A fina flor da sociedade

O relacionamento com os sacerdotes obedecia à herança cultural muito antiga e ainda presente em sociedades, nem sempre primitivas, nas quais gozam de um poder implícito e paralelo e por vezes sobreposto ao governo político como na prática da teocracia. Foram os primeiros feiticeiros. Assumiram o papel dos xamanes dos grupos primevos, intocáveis. Na sua imunidade imensa e incrível, eram protegidos. Ocultavam-se-lhes os relacionamentos ilícitos de que gozaram à semelhança de uns quantos Papas no registo das suas indiscrições carnais programadas no código genético de toda a bicharada desde os primeiros organismos. A eles se deve a descoberta, no exórdio da atividade solene dos grupos humanos, dos feitiços lançados pela ignorância sobre povos indefesos à mercê de forças sobrenaturais. A ansiedade, o medo do desconhecido e dos mistérios da natureza tiveram explicação nas práticas sigilosas e cerimoniais para conter a influência dos maus espíritos e afastar o quebranto, intercedendo junto das divindades pela segurança individual e sobretudo coletiva. Criaram com imaginação fértil, ainda que absurda, o culto de entidades abstratas e fantásticas. 
Toda a gente julgava quase santos os curas, numa categoria quase imutável entre deuses e santos arreigados em séculos de tradição. Não tinham ainda trocado o hábito sacerdotal pelas calças de ganga de inspiração americana, os jeans, e as roupas que os camuflam no anonimato da multidão sem face.  
Os filhos da elite do morgadio burguês — ou dos membros de distinção reconhecida como o governador —, deixavam a ilha para seguir a via dos bacharéis. Ficavam amiúde pela metrópole em casamentos ou ainda permeados na sociedade sem a exiguidade característica da geografia humana das ilhas. Mesmo os que abraçavam o sacerdócio, frequentemente circunscritos ao quotidiano repetitivo e sem futuro de aldeias debruçadas sobre o mar sempre revoltado do arquipélago.  

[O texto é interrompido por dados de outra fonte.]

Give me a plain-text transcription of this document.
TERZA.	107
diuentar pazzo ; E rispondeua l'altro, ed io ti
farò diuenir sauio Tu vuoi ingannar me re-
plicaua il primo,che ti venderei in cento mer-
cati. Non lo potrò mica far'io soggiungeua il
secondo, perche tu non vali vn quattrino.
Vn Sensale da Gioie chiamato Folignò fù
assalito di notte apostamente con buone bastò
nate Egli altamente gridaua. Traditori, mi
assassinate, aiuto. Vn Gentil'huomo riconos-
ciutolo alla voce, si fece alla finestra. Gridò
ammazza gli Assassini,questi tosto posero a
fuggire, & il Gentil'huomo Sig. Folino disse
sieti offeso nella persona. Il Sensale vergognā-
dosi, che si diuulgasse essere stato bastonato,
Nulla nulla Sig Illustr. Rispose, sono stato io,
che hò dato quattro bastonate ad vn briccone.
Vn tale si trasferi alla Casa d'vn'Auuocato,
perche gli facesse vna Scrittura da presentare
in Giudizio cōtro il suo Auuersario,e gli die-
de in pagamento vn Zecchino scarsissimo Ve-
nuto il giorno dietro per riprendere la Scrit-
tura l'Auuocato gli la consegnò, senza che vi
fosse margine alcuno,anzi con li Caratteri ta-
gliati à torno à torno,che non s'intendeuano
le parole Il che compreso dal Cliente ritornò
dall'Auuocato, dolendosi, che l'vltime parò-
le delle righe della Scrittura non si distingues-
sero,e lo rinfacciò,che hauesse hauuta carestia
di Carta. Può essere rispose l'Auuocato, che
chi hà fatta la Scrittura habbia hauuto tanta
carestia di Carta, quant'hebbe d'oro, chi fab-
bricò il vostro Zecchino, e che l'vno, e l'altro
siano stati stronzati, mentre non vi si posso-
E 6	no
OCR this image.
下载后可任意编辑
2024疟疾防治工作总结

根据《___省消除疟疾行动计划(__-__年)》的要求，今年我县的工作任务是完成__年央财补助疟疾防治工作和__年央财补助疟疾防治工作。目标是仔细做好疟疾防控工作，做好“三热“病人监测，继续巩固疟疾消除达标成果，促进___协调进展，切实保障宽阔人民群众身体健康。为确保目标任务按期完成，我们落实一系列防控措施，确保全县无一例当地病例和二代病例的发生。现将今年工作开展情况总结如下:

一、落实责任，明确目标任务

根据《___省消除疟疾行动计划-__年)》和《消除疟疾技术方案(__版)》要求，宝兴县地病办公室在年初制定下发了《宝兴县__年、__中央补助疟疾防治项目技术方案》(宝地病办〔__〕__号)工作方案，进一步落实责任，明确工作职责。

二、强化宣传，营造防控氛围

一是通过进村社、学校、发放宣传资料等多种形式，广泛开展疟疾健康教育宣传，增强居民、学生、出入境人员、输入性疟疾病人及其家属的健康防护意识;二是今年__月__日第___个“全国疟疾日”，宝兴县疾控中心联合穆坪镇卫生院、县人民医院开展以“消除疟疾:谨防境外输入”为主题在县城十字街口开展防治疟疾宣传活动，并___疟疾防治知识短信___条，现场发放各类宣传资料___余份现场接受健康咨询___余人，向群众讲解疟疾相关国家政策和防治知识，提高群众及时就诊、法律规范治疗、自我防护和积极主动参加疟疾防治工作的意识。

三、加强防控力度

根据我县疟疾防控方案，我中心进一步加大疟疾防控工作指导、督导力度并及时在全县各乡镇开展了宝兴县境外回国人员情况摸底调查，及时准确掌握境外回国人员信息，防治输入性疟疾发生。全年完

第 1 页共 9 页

Dir-se-ia que os morgados alegóricos regressados à sua origem natal mantinham apenas a aparência de que se supunham membros da mesma sociedade. Para alguns, os trabalhadores reduziam-se à condição de coisa ou objeto, servos pertencendo a uma classe de escravos. Numa escravatura racionalizada na tradição autoritária em que viviam para servir os privilegiados da hierarquia social. 
A classe rica possuía com Deus, e sobretudo com os santos representados nas imagens de caras imperturbáveis anichadas nos templos, um relacionamento romano. De clientela como o fariam numa feira. Pediam-se aos santos padroeiros favores, prometendo pagar-lhes o conserto da ermida ou caiar a igreja. A anuição aos pedidos do pároco dependeria do grau de cooperação do Santíssimo Sacramento, ou da Virgem Maria, ou dos santos patronos. E em alguns casos infrequentes, nos quais a influência do santo venerado se não realizava, a efígie de gesso e pau ficava prisioneira numa gaveta com um barbante arrotando-lhe o pescoço. 
Um homem assaz idoso oriundo do Continente, conhecido por Tio João Cabo-de-Mar, talvez falecido nos últimos anos de 1940, tocava bateria no areal então existente paralelo ao lado sul do Castelo de Santa Cruz. Os seus instrumentos eram panelas velhas e tampas de bidões e um penico, cada um atado a um pau enfiado na areia. Detrás da porta da frente da sua residência escondia um Santo António enforcado, suspenso do teto. A Alda Badela, contínua na Escola Capelo Ivens então localizada na rua com o mesmo nome na freguesia de Angústias, compadeceu-se até às lágrimas ao ver o boneco enforcado: “Esconjuro o diabo, pobre santinho”.